Copper–nickel embedded into a nitrogen-doped carbon octahedron as an effective bifunctional electrocatalyst

Abstract

The development of inexpensive and effective electrocatalysts is significant for large-scale application of renewable and clean energy. Herein, a sequence of bifunctional catalysts are successfully synthesized by the direct pyrolysis reaction of copper–nickel coexisting metal–organic framework precursors (CuNi-BTC, BTC = 1,3,5-benzenetricarboxylic acid). The as-obtained catalysts consisting of nitrogen-doped carbon with embedded copper–nickel alloy nanoparticles (CuNi-NC) are developed for oxygen evolution reaction (OER) and hydrogen evolution reaction (HER) in alkaline media.
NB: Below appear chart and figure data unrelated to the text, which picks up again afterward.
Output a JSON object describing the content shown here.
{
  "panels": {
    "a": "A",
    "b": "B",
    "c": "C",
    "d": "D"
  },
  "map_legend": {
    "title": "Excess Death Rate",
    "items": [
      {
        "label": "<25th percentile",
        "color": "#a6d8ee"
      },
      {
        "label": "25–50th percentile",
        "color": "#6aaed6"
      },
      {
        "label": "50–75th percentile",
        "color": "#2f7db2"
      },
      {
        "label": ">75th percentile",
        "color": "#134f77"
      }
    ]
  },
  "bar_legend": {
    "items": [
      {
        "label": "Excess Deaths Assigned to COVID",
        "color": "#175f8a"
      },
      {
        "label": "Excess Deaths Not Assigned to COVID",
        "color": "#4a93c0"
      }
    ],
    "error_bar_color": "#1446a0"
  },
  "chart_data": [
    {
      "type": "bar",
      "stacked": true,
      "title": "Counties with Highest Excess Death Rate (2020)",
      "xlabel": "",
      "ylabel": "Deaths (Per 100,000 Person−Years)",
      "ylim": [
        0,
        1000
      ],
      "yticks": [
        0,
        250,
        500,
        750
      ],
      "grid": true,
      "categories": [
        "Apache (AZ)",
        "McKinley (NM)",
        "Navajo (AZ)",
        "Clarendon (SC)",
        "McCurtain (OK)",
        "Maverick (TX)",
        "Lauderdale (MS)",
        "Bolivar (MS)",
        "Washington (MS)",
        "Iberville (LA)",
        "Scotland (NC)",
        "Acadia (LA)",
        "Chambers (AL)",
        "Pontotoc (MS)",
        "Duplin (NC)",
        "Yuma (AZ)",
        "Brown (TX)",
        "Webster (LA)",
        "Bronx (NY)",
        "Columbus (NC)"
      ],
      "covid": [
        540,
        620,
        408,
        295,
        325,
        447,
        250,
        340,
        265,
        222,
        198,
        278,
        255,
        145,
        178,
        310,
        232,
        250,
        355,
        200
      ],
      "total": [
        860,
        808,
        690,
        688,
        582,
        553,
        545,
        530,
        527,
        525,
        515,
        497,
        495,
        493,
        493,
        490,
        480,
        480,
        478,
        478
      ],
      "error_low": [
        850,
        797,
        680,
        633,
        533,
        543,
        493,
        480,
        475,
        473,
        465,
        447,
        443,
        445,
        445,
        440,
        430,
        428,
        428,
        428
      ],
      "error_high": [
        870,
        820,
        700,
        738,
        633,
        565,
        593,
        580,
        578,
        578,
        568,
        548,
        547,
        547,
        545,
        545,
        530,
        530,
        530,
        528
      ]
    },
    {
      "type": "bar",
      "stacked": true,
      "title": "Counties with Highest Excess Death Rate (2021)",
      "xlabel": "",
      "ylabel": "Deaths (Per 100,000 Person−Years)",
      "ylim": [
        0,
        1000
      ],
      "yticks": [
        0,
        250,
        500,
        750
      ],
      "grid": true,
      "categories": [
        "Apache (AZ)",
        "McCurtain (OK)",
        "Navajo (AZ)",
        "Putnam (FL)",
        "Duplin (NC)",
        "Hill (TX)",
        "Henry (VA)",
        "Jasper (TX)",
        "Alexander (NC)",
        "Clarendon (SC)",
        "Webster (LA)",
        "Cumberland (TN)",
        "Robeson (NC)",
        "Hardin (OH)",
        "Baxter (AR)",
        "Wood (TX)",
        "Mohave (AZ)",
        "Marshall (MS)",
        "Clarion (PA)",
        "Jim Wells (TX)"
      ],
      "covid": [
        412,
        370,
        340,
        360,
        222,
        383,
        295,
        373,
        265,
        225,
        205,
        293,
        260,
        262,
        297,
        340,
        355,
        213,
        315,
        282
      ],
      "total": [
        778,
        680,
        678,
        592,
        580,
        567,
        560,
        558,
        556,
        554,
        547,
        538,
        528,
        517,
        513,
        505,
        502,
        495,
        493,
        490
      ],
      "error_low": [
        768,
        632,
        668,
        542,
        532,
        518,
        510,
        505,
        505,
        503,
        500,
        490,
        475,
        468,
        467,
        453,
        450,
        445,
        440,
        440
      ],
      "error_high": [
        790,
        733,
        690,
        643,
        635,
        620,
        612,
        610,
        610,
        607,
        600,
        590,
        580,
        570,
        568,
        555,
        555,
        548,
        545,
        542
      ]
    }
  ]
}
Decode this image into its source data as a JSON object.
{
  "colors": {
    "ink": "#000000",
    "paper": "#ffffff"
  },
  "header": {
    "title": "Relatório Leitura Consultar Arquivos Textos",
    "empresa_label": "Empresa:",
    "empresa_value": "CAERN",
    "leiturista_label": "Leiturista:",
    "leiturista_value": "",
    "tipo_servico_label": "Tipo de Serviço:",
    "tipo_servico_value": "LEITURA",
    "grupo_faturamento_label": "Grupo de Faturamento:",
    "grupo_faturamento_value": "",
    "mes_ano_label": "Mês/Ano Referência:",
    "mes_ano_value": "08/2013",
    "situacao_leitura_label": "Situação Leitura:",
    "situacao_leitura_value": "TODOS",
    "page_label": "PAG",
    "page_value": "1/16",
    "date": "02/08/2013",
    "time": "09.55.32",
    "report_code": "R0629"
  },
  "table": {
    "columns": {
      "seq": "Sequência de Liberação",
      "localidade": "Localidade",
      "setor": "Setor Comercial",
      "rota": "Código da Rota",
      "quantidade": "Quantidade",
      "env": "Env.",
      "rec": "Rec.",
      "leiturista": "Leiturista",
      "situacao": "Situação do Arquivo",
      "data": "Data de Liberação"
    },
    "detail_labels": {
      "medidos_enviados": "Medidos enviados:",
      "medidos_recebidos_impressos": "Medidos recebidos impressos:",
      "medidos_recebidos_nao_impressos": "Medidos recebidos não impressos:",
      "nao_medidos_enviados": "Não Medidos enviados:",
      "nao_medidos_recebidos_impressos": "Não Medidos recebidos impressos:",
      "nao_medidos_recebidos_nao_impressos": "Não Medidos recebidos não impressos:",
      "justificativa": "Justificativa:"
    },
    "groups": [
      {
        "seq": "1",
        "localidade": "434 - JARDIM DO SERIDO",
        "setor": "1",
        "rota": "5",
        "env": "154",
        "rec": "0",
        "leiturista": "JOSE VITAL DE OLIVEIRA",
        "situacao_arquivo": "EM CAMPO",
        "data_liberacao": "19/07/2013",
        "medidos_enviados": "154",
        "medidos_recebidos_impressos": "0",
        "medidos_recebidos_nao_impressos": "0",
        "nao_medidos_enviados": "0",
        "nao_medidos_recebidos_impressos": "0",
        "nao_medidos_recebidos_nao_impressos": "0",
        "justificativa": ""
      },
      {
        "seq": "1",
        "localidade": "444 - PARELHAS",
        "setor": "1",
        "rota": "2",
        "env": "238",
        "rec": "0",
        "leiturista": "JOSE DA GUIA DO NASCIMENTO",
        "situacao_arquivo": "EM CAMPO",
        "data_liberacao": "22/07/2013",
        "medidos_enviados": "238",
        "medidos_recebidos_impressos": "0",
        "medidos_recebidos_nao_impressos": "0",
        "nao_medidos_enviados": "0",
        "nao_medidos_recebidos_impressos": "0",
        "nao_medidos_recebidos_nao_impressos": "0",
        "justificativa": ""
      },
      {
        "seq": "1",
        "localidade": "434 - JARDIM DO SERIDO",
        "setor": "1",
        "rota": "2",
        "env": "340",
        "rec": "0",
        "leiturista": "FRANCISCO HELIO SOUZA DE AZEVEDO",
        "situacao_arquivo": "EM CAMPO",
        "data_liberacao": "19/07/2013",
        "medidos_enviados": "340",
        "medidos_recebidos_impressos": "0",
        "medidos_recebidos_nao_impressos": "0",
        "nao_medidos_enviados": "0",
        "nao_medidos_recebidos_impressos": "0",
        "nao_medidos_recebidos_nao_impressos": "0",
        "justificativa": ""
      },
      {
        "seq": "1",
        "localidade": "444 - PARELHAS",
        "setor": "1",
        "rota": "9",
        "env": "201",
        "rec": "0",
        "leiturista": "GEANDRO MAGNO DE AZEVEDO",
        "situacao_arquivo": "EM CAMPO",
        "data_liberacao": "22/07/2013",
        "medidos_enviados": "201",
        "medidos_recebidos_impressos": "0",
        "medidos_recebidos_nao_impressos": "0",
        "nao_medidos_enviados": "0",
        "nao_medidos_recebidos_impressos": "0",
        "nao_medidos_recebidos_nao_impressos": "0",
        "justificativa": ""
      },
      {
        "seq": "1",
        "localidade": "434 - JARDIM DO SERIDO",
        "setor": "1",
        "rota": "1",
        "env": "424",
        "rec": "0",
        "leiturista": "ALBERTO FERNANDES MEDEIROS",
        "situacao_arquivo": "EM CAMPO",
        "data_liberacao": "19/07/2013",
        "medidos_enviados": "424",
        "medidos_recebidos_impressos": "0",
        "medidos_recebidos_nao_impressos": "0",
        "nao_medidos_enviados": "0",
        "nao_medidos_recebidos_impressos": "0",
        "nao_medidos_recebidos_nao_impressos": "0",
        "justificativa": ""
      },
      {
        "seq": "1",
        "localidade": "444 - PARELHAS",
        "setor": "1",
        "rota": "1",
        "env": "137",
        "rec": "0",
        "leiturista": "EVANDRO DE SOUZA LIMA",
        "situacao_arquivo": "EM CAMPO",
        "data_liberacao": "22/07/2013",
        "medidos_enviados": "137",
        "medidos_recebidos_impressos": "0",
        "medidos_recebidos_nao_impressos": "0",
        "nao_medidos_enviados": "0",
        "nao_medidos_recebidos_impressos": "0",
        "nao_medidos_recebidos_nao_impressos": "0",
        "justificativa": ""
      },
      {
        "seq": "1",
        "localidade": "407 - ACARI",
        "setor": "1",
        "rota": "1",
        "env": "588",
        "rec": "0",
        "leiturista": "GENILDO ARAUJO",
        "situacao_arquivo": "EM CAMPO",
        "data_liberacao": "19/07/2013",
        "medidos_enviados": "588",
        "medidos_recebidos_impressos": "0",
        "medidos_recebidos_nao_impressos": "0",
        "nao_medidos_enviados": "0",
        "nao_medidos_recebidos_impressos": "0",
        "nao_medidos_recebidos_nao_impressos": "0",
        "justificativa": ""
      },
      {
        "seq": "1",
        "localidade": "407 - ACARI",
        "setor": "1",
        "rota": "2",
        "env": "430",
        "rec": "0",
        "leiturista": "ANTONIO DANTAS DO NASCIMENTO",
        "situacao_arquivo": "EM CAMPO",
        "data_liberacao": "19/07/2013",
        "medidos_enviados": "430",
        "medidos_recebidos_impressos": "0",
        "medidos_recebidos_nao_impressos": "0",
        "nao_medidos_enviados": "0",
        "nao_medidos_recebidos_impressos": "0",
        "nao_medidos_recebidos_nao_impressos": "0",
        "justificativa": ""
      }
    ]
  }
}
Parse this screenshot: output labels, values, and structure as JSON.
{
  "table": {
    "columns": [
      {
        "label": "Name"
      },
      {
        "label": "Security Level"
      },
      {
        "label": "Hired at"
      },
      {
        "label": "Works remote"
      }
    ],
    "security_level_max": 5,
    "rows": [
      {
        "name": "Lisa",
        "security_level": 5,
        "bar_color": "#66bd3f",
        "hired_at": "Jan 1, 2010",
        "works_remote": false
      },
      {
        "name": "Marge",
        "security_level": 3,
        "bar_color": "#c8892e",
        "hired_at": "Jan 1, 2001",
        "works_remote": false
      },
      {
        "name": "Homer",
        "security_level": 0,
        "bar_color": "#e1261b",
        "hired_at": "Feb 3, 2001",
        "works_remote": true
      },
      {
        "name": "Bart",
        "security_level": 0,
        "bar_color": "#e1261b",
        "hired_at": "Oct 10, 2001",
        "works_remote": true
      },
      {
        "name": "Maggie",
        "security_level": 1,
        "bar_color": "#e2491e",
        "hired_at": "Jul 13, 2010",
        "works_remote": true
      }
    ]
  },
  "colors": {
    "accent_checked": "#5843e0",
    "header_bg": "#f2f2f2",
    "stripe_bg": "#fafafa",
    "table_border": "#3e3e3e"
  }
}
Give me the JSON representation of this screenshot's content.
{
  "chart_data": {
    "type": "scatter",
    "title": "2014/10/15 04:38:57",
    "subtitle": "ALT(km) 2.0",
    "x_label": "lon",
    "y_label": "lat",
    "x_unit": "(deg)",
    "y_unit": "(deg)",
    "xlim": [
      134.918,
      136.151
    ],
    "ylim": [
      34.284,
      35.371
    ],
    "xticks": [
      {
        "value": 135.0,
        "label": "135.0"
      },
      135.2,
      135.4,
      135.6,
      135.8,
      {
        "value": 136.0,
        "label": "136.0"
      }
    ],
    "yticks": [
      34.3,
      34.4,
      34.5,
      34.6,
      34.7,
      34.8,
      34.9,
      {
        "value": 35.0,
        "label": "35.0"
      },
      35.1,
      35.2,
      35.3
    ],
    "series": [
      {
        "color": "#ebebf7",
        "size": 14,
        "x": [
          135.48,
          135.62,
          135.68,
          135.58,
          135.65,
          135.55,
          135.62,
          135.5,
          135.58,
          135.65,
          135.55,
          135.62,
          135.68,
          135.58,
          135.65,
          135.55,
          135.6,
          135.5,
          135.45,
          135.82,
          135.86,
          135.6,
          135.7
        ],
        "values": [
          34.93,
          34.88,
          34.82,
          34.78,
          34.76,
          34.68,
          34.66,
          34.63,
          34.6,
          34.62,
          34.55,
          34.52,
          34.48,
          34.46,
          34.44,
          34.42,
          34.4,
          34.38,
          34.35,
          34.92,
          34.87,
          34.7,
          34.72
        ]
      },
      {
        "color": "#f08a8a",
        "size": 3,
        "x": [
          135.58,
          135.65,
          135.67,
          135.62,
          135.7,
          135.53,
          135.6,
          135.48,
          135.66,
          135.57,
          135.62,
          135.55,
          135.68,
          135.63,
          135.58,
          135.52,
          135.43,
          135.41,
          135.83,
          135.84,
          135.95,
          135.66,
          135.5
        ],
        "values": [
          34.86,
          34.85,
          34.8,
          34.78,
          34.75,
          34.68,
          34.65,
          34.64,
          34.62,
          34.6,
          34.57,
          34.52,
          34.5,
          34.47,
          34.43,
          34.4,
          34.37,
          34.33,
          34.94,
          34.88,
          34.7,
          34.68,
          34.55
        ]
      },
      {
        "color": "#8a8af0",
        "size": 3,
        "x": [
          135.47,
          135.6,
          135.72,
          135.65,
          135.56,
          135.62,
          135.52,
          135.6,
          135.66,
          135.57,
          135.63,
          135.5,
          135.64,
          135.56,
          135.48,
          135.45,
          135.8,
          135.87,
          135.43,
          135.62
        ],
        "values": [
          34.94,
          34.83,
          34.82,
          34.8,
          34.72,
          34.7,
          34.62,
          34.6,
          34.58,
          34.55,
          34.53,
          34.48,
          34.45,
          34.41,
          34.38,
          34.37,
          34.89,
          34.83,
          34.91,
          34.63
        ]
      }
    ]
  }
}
We demonstrate that the introduction of nickel in appropriate proportion is in favor of improving the degree of graphitization, enlarging the electrochemical active surface area, and accelerating charge transport. As a result, the optimized CuNi-NC-2 sample exhibits an overpotential of 390 mV at 10 mA cm⁻² and a Tafel slope of 76 mV dec⁻¹ in the OER process, while all CuNi-NC samples have better performance (lower overpotential and smaller Tafel slope) compared to the Cu-NC in the HER process, and their acceptable durability is also confirmed. In view of convenient preparation, satisfactory activity, reliable durability, and low cost, such transition metal carbon-based catalysts could provide significant guidance for the rational design of bifunctional catalysts for overall water splitting.